We didn't worry about what was coming or where we needed to be. We didn't rush to appointments or worry about therapy. We just had fun! It was so easy to be in the moment and not have the nagging voices and tears I shed for my little boy. I held him in my arms and snuggled him close on that deck chair and didn't even bother to whisper my constant "please don't leave me" prayer. I loved it. I soaked it all in both Landen and Brayden. Two happy little brothers having fun together with their family. Brayden taking care of his "little Big brother" pushing his chair and making him laugh. How amazing was that? How normal was that? Even with the two bags of medical supplies ;)

















Sunday, February 8, 2015

We Survived the Flu!! It was a long January...

We'll we got hit really hard this  year when it came to the flu, colds and every other cold time illness. But we have finally caught a break and everyone is happy and healthy again. I'm not missing the hourly fever checks or the worry over Landen's breathing. The terrible croup and the even worse puking. I'm So glad to say its all over! (at least for now)

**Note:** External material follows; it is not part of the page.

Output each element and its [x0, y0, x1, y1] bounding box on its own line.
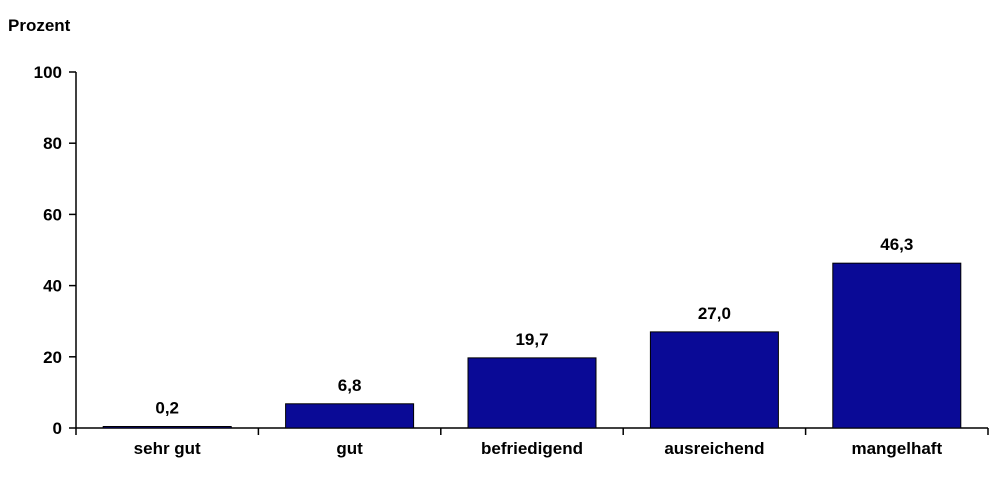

This mild weather makes me want to declare it spring and start in my garden but since its just February I guess I can wait longer. I'm starting to give up on ever having a winter (sad face). Our sleds and mittens went unused. The hot chocolate industry took a major hit and we hardly made any soup.  I really miss the winter weather. I love love love snow. I'm not one who tires of it after a few weeks and prays for spring. If I have no where to go I can snuggle up in my warm home with my family and enjoy the winter.

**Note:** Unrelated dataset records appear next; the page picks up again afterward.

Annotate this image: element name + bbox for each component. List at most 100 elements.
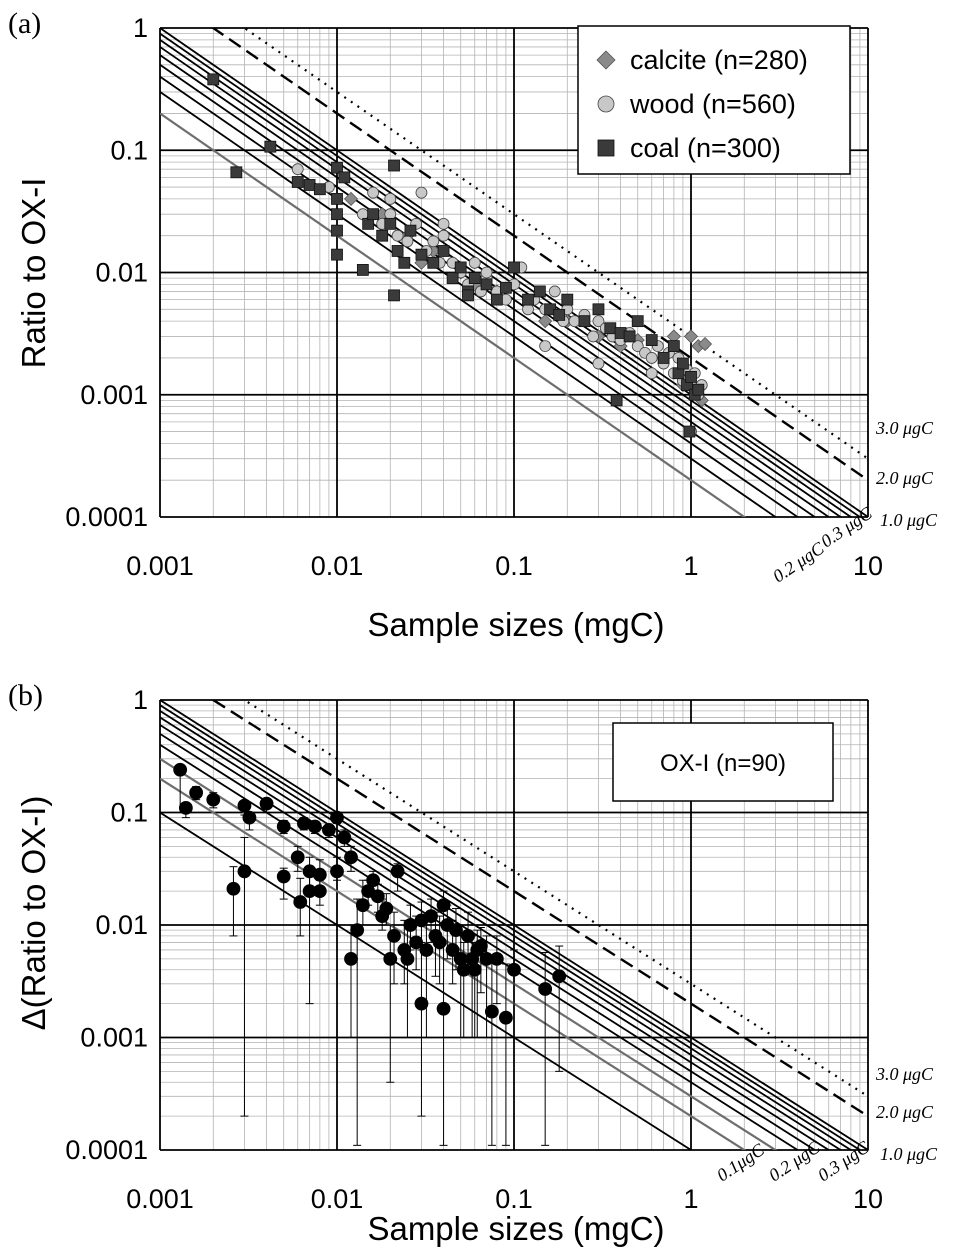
data-point-circle	[631, 340, 644, 353]
legend-marker-diamond	[596, 50, 616, 70]
x-tick-label: 0.001	[126, 1184, 194, 1214]
data-point-square	[446, 272, 459, 284]
data-point-circle	[330, 864, 344, 879]
panel-b: (b) 0.001 0.01 0.1 1 10 1 0.1 0.01 0.001 0.0001 S…	[8, 679, 938, 1247]
reference-line	[160, 704, 862, 1150]
data-point-circle	[468, 256, 481, 269]
panel-a-y-axis-title: Ratio to OX-I	[15, 178, 52, 369]
y-tick-label: 1	[133, 685, 148, 715]
y-tick-label: 0.1	[110, 798, 148, 828]
x-tick-label: 0.001	[126, 551, 194, 581]
data-point-circle	[307, 819, 322, 834]
x-tick-label: 0.01	[311, 1184, 364, 1214]
data-point-circle	[480, 266, 493, 279]
panel-b-points	[173, 762, 567, 1025]
y-tick-label: 0.1	[110, 135, 148, 165]
data-point-circle	[539, 340, 552, 353]
data-point-circle	[461, 929, 475, 943]
data-point-square	[303, 179, 316, 191]
data-point-square	[388, 289, 400, 302]
reference-line-dashed	[211, 700, 868, 1118]
reference-line-label: 2.0 μgC	[876, 1102, 934, 1122]
data-point-circle	[312, 867, 327, 882]
data-point-diamond	[538, 314, 553, 329]
data-point-square	[356, 264, 369, 276]
data-point-square	[404, 224, 417, 237]
data-point-circle	[409, 935, 424, 950]
panel-b-legend: OX-I (n=90)	[612, 722, 834, 802]
reference-line	[160, 700, 868, 1150]
data-point-circle	[427, 235, 440, 248]
data-point-circle	[592, 357, 605, 370]
y-tick-label: 0.001	[80, 380, 148, 410]
y-tick-label: 0.0001	[65, 502, 148, 532]
data-point-square	[230, 166, 243, 179]
reference-line-label: 1.0 μgC	[880, 510, 938, 530]
data-point-square	[331, 224, 343, 237]
y-tick-label: 0.0001	[65, 1135, 148, 1165]
data-point-circle	[237, 864, 252, 879]
data-point-circle	[173, 762, 188, 777]
reference-line	[160, 716, 843, 1150]
y-tick-label: 0.01	[95, 258, 148, 288]
data-point-square	[207, 73, 220, 86]
data-point-square	[376, 229, 389, 242]
data-point-circle	[391, 229, 404, 242]
x-tick-label: 1	[683, 551, 698, 581]
legend-marker-square	[597, 139, 615, 157]
data-point-circle	[337, 830, 352, 845]
data-point-square	[677, 357, 689, 370]
data-point-square	[500, 281, 512, 294]
x-tick-label: 0.1	[495, 1184, 533, 1214]
reference-line	[160, 75, 800, 517]
data-point-circle	[312, 884, 327, 899]
panel-a: (a) 0.001 0.01 0.1 1 10 1 0.1 0.01 0.001 0.0001 S…	[8, 7, 938, 643]
data-point-circle	[390, 864, 405, 879]
data-point-square	[313, 183, 326, 196]
data-point-circle	[436, 898, 451, 913]
data-point-circle	[401, 235, 414, 248]
data-point-circle	[259, 796, 274, 811]
data-point-circle	[414, 996, 429, 1011]
data-point-circle	[330, 810, 344, 825]
legend-label: coal (n=300)	[630, 133, 781, 163]
x-tick-label: 10	[853, 551, 883, 581]
y-tick-label: 1	[133, 13, 148, 43]
data-point-circle	[344, 850, 358, 865]
panel-a-reference-lines	[160, 28, 868, 517]
reference-line-label: 0.2 μgC	[765, 1136, 824, 1185]
data-point-circle	[568, 315, 581, 328]
reference-line	[160, 64, 817, 517]
reference-line-dashed	[211, 28, 868, 482]
data-point-circle	[507, 962, 521, 977]
data-point-circle	[237, 798, 252, 813]
data-point-square	[427, 256, 440, 269]
data-point-square	[415, 248, 428, 261]
reference-line	[160, 32, 862, 517]
legend-label: wood (n=560)	[629, 89, 796, 119]
data-point-square	[685, 370, 697, 383]
data-point-circle	[290, 850, 305, 865]
data-point-square	[683, 425, 696, 438]
data-point-square	[437, 245, 450, 257]
data-point-square	[631, 315, 644, 328]
data-point-circle	[424, 909, 438, 923]
data-point-circle	[226, 881, 241, 896]
data-point-circle	[467, 962, 482, 977]
data-point-circle	[432, 935, 447, 950]
data-point-square	[578, 315, 591, 328]
x-tick-label: 1	[683, 1184, 698, 1214]
reference-line-gray	[160, 112, 747, 517]
reference-line-label: 2.0 μgC	[876, 468, 934, 488]
x-tick-label: 10	[853, 1184, 883, 1214]
data-point-square	[508, 261, 520, 274]
data-point-square	[480, 278, 493, 291]
panel-a-ticks: 0.001 0.01 0.1 1 10 1 0.1 0.01 0.001 0.0001	[65, 13, 883, 581]
data-point-diamond	[697, 336, 713, 352]
panel-a-x-axis-title: Sample sizes (mgC)	[367, 606, 664, 643]
data-point-square	[331, 161, 343, 174]
data-point-circle	[379, 901, 394, 916]
data-point-square	[468, 272, 481, 284]
data-point-square	[561, 293, 574, 306]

Needless to say we survived winter and we are preparing for spring. This spring is going to be a busy one for us with both good and bad so look for many updates in the near future. I will do my best to post both the good and the bad. We are just weeks away from finally getting Landen's wish granted from  Make-A-Wish, we are planning an amazing family vacation and Landen probably will be having some big surgery/procedures coming up. My last post I mentioned his knees and how bad they had become. We did the botox and didn't see as much progress as we would like so now we have to start looking at other options. We have a few options from more botox to surgery. At the same time we got the report back on some of our x-rays we had done only to find out that his hips witch were showing small problems with not being formed right in October 2013 have worsened. Landen now has significant enough hip dysplasia that we are going to get a surgeons opinion. Until that time we will not know what is going to happen. Chances are high that we will end up having surgery but if it can be avoided we will. But if one or the other surgery has to be done (hips or knees) we will probably do them both. It wont be fun at all and will be a long recovery but our goal is to keep him up and moving and using his walker while he is still healthy enough to and strong enough to do it. He loves to use his walker and to get up and walk which is also good for his heath in many ways. It strengthens his muscles and bones and we really want to keep him moving. I will do my best to keep everyone up to date on what is going on.

Thank you all for your love and support!